The UN has yet to confirm whether the withdrawal has begun, a process described by its special envoy for Yemen as a “first step”.
“I’m hopeful, but it’s a fragile vessel,” Martin Griffiths told the BBC. “We have still got a job to do to make sure the government of Yemen is eventually happy with it.”
But Al-Hasan Taher, a senior pro-government official, accused the rebels of staging a “new ploy” by handing the ports to themselves, AFP news agency reported.
Why is Hudaydah so important?
Hudaydah port is the principal lifeline for two-thirds of Yemen’s population. Its closure has had a devastating impact on the nation, which now sits on the brink of famine.
Under the deal brokered by the UN in December, the warring parties agreed to withdraw from Hudaydah city and the ports of Hudaydah, Salif and Ras Issa.
A unilateral decision by the Houthi forces to withdraw from Hudaydah marks the first major step in bringing that ceasefire agreement into being.
The UN has repeatedly appealed to both sides for access to a vast store of grain in Hudaydah port that holds enough food to feed 3.7 million people for a month.
Aid workers have been unable to reach the stores for five months, and the UN previously warned that the grain was at risk of rotting.
The conflict has its roots in the failure of a political transition after an Arab Spring uprising that forced its longtime authoritarian President, Ali Abdullah Saleh, to hand over power to his deputy, Abdrabbuh Mansour Hadi, in 2011.

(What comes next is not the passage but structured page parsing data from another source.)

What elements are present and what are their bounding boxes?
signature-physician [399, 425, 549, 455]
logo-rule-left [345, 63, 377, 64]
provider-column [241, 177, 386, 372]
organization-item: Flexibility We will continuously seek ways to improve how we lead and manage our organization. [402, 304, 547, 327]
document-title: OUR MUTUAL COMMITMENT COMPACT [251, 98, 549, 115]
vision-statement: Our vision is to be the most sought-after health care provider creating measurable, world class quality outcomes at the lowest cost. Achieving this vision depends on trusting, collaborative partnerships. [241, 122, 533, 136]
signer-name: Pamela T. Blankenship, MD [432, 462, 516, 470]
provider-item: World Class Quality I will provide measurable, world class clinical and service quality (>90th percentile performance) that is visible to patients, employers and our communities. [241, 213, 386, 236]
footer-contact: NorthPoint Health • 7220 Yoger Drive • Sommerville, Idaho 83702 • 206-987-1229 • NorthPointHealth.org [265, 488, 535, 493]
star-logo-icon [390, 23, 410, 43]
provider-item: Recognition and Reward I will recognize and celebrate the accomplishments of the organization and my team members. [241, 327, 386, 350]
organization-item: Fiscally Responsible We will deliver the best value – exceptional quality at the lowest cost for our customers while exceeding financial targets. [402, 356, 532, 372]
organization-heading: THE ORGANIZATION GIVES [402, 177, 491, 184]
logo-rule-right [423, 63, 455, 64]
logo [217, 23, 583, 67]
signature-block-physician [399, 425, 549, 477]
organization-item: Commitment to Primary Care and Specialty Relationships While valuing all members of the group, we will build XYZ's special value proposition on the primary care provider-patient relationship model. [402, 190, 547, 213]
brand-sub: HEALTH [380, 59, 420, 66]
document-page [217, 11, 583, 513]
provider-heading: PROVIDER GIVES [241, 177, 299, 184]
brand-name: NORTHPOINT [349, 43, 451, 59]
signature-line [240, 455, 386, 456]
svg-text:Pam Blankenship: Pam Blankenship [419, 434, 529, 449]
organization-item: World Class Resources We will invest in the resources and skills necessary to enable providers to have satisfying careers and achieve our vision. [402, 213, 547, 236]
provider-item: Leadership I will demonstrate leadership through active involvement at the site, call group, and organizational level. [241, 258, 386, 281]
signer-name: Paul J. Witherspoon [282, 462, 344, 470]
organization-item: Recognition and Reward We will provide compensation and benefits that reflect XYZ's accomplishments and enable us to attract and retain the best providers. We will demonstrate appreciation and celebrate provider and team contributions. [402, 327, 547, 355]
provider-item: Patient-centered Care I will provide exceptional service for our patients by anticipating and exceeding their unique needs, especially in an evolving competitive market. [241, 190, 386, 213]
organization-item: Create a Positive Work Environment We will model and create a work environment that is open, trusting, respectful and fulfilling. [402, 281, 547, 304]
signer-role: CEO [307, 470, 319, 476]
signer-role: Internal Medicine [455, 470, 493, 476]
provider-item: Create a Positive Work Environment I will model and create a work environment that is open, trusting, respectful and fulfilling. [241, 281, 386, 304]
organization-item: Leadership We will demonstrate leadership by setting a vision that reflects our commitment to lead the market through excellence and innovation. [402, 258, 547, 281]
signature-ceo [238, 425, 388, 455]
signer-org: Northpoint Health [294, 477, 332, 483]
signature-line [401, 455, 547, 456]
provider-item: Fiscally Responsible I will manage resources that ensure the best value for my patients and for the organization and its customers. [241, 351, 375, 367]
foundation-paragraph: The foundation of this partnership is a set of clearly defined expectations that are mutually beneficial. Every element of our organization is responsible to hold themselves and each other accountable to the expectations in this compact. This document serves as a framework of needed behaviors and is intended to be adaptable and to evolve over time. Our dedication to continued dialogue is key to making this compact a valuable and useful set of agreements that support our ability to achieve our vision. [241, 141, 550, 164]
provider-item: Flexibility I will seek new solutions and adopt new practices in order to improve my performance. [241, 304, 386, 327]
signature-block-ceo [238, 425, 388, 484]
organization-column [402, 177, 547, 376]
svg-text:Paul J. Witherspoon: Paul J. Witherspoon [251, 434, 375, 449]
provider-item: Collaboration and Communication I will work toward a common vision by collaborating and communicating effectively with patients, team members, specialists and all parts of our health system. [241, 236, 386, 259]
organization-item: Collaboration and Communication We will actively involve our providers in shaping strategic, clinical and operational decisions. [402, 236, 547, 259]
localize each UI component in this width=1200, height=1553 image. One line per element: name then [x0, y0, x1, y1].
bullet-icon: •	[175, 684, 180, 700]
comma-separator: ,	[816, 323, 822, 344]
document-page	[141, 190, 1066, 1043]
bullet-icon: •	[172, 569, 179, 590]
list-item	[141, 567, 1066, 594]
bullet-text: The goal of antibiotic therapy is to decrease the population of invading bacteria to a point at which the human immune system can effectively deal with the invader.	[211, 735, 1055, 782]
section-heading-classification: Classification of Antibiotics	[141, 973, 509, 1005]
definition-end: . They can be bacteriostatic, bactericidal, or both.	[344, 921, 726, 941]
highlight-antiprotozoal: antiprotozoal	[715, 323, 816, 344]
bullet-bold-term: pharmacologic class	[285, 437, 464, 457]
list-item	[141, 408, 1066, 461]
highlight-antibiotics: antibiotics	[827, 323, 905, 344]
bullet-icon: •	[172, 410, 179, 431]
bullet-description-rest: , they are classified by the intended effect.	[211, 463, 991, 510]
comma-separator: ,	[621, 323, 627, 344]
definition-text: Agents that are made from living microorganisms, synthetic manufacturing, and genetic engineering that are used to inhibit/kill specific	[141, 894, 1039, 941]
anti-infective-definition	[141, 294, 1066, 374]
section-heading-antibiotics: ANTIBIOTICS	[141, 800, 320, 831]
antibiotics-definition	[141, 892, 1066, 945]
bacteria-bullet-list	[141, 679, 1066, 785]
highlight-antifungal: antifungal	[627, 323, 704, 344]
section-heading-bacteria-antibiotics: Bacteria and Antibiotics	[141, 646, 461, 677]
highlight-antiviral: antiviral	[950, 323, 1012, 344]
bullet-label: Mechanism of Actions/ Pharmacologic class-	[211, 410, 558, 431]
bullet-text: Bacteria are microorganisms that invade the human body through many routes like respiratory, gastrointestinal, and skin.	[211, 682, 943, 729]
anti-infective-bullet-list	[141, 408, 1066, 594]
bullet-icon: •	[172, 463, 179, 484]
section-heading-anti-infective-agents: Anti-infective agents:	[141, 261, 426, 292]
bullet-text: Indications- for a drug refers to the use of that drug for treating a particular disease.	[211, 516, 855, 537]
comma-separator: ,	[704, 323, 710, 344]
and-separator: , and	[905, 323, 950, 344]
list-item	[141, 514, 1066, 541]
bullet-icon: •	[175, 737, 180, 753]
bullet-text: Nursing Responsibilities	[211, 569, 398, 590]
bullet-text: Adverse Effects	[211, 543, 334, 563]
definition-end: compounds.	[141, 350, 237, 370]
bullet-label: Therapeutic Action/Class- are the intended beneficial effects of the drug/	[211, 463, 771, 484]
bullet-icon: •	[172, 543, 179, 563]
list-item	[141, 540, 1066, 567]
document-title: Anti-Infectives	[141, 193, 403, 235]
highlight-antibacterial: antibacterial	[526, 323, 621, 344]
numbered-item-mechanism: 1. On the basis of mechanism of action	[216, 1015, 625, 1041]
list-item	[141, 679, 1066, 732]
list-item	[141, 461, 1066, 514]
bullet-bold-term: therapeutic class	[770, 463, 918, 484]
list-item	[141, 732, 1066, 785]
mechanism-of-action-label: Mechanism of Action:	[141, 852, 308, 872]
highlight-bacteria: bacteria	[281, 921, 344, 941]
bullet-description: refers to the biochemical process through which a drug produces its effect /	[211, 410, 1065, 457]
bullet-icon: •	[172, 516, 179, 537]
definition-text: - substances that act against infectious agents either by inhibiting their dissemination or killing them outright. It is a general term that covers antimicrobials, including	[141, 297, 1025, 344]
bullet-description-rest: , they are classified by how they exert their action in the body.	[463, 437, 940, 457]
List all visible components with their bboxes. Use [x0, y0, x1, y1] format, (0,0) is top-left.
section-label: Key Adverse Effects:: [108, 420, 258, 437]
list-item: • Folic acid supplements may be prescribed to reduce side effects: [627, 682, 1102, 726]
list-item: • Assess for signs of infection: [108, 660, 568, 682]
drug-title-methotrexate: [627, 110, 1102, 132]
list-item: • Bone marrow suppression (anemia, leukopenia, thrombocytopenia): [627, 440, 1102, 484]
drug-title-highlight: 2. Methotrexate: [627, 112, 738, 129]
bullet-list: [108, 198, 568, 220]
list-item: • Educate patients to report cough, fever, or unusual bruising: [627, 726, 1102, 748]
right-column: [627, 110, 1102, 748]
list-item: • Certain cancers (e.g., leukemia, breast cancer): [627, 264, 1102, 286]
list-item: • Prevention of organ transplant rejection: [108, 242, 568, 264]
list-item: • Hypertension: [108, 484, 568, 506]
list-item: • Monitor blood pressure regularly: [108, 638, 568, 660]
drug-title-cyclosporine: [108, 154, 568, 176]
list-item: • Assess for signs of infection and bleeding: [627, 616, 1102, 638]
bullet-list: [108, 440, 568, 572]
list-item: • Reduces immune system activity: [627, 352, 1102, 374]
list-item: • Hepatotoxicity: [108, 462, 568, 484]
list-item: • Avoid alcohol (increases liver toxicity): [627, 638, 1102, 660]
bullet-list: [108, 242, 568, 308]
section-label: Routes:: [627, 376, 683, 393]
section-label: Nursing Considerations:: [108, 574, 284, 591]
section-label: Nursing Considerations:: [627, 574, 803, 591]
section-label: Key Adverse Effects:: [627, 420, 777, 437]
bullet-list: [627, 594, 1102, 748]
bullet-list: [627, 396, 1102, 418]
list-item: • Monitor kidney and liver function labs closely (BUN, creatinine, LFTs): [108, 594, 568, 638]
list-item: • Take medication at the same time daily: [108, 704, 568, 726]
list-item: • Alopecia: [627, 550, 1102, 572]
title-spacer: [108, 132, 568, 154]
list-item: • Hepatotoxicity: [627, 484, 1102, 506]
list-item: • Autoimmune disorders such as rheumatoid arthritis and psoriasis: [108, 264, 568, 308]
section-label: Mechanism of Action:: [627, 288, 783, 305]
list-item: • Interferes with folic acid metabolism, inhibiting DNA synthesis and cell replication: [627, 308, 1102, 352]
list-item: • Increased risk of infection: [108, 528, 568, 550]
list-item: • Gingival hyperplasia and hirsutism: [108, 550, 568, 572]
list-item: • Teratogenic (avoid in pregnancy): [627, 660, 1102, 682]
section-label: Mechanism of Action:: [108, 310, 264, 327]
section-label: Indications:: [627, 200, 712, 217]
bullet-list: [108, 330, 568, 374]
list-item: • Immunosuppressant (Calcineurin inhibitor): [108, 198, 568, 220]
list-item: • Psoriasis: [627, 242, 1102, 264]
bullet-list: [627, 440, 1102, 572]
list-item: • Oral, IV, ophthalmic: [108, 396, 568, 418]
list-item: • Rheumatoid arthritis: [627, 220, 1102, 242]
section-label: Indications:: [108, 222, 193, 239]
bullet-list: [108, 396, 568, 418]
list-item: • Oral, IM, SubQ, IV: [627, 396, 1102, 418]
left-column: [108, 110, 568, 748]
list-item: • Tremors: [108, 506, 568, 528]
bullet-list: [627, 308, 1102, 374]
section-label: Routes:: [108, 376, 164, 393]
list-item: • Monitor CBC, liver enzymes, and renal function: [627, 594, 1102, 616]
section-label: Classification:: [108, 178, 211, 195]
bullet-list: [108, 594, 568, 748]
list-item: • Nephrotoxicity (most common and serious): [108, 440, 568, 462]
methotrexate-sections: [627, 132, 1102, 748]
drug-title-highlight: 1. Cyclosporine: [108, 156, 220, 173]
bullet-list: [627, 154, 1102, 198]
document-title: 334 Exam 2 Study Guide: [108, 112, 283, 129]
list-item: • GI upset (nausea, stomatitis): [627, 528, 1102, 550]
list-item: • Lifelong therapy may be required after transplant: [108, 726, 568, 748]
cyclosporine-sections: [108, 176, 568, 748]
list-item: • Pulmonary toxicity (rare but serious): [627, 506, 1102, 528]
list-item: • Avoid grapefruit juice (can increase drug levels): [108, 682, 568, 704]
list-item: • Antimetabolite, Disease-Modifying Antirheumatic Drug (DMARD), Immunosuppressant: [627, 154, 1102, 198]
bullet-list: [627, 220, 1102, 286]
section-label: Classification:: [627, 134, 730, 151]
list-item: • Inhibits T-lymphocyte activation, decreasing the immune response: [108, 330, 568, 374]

The Houthi movement, which fought a series of rebellions against Mr Saleh during the previous decade, took advantage of the new president’s weakness to take control of their northern heartland of Saada province and neighbouring areas.
Many ordinary Yemenis supported the Houthis, and in late 2014 and early 2015, the rebels took over the capital Sanaa, forcing President Hadi to flee abroad.
Alarmed by the rise of a group they saw as an Iranian proxy, Saudi Arabia and eight other Arab states intervened in an attempt to restore the government.
Talks have repeatedly stalled and broken down, and withdrawal deadlines have been missed amid disagreements over who would control the vacated locations.